Clyde-RathboneYou wanna talk politics?!

The bottom line in all of this is that SARU, the organisation which so famously sold out to Vodacom SupeRugby organising body SANZAR because money ALWAYS trumps integrity in both politics and sport (yes, there is still a subtle difference), is the champion of double standards and master of the art of covering its own, suitably plump backside. It’s been pandering to the mighty chequebook wielded by SANZAR for years now, and once you’ve been wined, dined, suitably rogered and paid for the pleasure you kind of get addicted to it.

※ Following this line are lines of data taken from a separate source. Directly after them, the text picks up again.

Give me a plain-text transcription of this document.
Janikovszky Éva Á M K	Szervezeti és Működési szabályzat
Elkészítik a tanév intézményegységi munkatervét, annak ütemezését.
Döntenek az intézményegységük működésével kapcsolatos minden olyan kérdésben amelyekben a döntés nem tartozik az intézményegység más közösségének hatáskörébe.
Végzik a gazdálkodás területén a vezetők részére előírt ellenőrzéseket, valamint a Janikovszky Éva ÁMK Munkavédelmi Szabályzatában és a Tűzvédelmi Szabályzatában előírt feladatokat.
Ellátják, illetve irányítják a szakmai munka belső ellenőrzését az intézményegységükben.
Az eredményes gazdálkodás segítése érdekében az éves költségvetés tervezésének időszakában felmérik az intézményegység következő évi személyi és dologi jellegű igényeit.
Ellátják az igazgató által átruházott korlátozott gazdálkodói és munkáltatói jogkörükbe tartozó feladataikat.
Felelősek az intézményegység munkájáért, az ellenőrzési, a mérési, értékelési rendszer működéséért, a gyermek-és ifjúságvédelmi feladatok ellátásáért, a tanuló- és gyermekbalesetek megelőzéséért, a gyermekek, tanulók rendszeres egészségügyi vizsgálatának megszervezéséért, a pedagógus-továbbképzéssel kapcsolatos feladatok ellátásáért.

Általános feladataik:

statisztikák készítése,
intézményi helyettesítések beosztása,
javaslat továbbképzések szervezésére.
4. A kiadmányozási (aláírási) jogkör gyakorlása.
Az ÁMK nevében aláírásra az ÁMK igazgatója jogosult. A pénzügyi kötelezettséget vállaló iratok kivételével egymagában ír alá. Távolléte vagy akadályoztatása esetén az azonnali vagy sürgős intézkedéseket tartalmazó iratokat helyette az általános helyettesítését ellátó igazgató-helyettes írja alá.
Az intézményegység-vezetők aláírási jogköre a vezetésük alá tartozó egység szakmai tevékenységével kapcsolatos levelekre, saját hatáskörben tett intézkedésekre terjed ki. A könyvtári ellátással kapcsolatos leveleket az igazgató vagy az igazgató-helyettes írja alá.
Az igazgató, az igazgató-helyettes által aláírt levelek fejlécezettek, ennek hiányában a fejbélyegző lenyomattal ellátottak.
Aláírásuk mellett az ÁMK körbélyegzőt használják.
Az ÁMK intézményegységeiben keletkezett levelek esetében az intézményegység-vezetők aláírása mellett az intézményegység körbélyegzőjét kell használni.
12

SARU is nothing more than the high-class hooker of southern hemisphere rugby (and that doesn’t mean that Meneer Roux and his tjommies all wear shirts with a No 2 on the back) and that more-or-less precludes it from the moral high ground.

What’s more, SARU jumped into bed with Cheeky Watson without the formalities of dinner and a good bottle of vino, dumping the GLRU quicker than you can say “pass the condom” in the process. Perhaps sports minister Fikile Mbalula isn’t quite the pimp the press would have us believe he is? But then he’s from the Free State, and you can’t get more foreign than that!